ACCLAIMED SCHOLAR BLOXHAM TO LECTURE ON HOLOCAUST, VIOLENT TRADITIONS IN EUROPE
Targeted News Service
October 7, 2008 Tuesday 1:36 AM EST
Clark University issued the following press release:
The Clark University Modern History Colloquium and The Strassler
Family Center for Holocaust and Genocide Studies will present
"Integrating the Holocaust into a European History of Violence,"
a talk by acclaimed scholar Donald Bloxham on Wednesday, October 22,
at 4 p.m. in the Rose Library at the Cohen-Lasry House, 11 Hawthorne
Street, Clark University Campus.
In his talk, Bloxham will discuss the moving away from the metaphysical
questions of the uniqueness of the Holocaust and will consider the
Holocaust in the context of a violent continent-Europe in the first
half of the 20th century-and will examine ways in which it fits and
does not fit into broader patterns of genocide and ethnic cleansing.
Bloxham is a professor of modern history at the University of Edinburgh
in Scotland. He recently spent a year with the United States Holocaust
Memorial Museum in Washington, DC conducting research for a book-length
project entitled "The Final Solution: A Genocide and its Contexts"
and was the Maurice C. Shapiro Senior Scholar-in-Residence.

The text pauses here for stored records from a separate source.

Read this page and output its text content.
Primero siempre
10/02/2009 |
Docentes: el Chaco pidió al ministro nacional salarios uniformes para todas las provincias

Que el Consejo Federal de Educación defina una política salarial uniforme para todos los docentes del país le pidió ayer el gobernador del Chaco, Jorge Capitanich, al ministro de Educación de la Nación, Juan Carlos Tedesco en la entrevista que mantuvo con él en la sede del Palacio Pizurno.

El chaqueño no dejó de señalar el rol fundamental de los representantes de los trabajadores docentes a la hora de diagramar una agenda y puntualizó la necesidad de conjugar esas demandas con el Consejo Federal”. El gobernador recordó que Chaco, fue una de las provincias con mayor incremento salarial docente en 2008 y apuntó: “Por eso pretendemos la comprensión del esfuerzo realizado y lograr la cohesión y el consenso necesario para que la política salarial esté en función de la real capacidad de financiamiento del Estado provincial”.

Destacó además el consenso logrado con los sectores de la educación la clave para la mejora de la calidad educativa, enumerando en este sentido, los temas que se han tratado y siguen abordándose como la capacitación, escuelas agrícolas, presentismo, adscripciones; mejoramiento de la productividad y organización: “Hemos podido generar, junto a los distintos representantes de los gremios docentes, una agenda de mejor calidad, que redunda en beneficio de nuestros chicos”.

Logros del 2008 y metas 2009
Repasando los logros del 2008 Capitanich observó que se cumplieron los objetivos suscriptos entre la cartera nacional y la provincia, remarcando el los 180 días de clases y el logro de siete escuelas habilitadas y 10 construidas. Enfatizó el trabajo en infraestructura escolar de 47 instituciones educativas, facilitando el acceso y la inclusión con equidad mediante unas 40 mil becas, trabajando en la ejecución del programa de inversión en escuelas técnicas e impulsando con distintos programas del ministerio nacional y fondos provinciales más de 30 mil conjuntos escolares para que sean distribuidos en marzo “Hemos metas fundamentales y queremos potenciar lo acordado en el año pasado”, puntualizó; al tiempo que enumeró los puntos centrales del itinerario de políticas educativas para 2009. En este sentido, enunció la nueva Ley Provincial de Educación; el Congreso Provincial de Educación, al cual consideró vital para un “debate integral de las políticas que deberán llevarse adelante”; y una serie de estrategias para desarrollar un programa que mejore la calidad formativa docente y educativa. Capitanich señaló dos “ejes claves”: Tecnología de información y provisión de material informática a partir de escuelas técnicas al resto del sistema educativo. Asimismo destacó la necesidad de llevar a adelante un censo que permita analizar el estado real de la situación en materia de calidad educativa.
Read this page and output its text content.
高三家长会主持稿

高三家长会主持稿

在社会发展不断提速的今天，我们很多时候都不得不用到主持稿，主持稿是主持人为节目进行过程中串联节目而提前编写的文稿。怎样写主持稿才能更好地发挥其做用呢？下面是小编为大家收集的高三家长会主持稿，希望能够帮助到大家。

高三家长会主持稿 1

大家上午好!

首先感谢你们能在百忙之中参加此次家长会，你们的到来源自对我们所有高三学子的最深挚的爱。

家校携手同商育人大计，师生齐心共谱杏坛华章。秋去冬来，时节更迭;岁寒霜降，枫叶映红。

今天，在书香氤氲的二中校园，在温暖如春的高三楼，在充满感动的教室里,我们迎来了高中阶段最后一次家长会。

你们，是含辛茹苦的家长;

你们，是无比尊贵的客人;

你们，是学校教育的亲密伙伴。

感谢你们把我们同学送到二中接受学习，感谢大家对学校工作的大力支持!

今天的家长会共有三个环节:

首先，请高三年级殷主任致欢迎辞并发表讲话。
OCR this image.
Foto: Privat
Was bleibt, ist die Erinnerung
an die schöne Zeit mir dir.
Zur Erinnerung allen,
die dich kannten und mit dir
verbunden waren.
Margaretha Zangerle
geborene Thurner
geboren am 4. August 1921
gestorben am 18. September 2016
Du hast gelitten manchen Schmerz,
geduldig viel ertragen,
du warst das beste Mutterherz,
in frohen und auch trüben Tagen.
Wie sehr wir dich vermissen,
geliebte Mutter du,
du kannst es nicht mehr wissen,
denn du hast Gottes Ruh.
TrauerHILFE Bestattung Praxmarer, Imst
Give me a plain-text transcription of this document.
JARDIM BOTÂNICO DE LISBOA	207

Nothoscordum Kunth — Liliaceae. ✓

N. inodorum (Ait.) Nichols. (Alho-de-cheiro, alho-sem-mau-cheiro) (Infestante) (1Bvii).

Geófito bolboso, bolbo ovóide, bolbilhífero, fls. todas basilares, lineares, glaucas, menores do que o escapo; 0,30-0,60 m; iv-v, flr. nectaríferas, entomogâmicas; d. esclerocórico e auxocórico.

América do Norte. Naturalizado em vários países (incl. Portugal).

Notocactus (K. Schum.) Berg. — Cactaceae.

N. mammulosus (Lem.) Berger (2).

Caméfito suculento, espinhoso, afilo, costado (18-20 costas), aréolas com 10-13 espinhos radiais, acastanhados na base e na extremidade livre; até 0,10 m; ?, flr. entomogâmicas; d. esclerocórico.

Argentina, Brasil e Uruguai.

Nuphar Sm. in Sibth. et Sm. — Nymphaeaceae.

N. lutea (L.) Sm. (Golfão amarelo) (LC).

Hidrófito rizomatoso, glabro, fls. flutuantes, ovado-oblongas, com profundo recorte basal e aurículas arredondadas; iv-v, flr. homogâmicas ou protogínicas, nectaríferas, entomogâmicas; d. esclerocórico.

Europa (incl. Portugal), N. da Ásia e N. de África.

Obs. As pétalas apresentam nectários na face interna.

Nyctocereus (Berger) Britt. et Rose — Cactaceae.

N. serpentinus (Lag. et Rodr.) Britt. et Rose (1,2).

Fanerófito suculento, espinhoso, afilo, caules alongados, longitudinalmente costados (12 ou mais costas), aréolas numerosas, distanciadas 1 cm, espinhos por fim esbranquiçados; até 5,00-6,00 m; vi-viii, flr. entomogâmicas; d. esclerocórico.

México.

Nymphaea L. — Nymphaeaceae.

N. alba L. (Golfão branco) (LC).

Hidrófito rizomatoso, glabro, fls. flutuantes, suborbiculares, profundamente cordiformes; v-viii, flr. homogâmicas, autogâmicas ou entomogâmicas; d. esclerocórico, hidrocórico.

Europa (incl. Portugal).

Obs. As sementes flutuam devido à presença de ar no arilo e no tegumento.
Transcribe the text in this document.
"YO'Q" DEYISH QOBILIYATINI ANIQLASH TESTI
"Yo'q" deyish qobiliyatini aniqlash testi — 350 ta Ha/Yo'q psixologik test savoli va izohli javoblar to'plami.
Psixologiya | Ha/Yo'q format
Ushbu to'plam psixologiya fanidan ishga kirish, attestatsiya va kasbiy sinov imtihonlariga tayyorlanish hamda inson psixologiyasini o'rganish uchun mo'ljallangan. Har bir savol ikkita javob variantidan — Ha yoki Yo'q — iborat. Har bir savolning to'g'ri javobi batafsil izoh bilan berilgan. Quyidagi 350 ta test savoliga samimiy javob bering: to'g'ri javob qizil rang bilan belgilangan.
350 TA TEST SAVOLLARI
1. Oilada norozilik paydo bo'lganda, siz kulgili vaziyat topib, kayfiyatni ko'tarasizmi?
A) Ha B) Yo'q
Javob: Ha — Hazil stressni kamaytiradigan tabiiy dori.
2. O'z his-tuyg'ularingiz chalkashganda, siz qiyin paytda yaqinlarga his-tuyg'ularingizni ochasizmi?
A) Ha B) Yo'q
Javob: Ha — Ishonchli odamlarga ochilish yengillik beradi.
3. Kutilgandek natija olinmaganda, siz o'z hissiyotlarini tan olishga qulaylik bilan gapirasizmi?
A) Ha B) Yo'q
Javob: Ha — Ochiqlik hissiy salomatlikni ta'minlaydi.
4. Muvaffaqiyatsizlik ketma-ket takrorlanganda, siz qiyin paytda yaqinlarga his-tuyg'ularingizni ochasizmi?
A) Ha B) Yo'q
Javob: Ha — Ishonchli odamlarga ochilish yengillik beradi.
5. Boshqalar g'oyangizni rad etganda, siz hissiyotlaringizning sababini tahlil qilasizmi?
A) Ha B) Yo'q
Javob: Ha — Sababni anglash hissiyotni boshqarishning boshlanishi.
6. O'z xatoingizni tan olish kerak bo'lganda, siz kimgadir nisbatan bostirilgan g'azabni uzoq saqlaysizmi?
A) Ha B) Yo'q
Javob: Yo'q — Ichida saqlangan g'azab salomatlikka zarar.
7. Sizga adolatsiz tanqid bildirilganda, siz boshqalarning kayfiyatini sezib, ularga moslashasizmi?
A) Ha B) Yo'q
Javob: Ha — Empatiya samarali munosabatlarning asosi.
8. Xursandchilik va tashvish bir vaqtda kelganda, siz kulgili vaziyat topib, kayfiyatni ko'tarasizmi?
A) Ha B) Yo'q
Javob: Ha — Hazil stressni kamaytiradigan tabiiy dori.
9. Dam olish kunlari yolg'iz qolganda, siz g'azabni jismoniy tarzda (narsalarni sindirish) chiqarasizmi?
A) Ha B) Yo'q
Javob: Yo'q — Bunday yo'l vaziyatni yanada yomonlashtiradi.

Bloxham, 34, is the youngest full professor of history in the United
Kingdom. Prior to his appointment to the University of Edinburgh
faculty, Bloxham was research director of London-based charity the
Holocaust Educational Trust. In 2007, his book "The Great Game of
Genocide: Imperialism, Nationalism, and the Destruction of the Ottoman
Armenians" was awarded the Raphael Lemkin Award by the International
Association of Genocide Scholars.
This event is free and open to the public. For more information,
contact 508-793-8897.
The mission of the Strassler Family Center for Holocaust and Genocide
Studies reaches beyond the boundaries of the University: to educate
professionals of many fields about genocide and the Holocaust; to
provide a lecture series free of charge and open to the public; to use
scholarship to address current problems stemming from the murderous
past; and to participate in the public discussion about a host of
issues ranging from the importance of intervention in genocidal
situations today to the significance of state-sponsored denial of
the Armenian genocide and the well-funded denial of the Holocaust.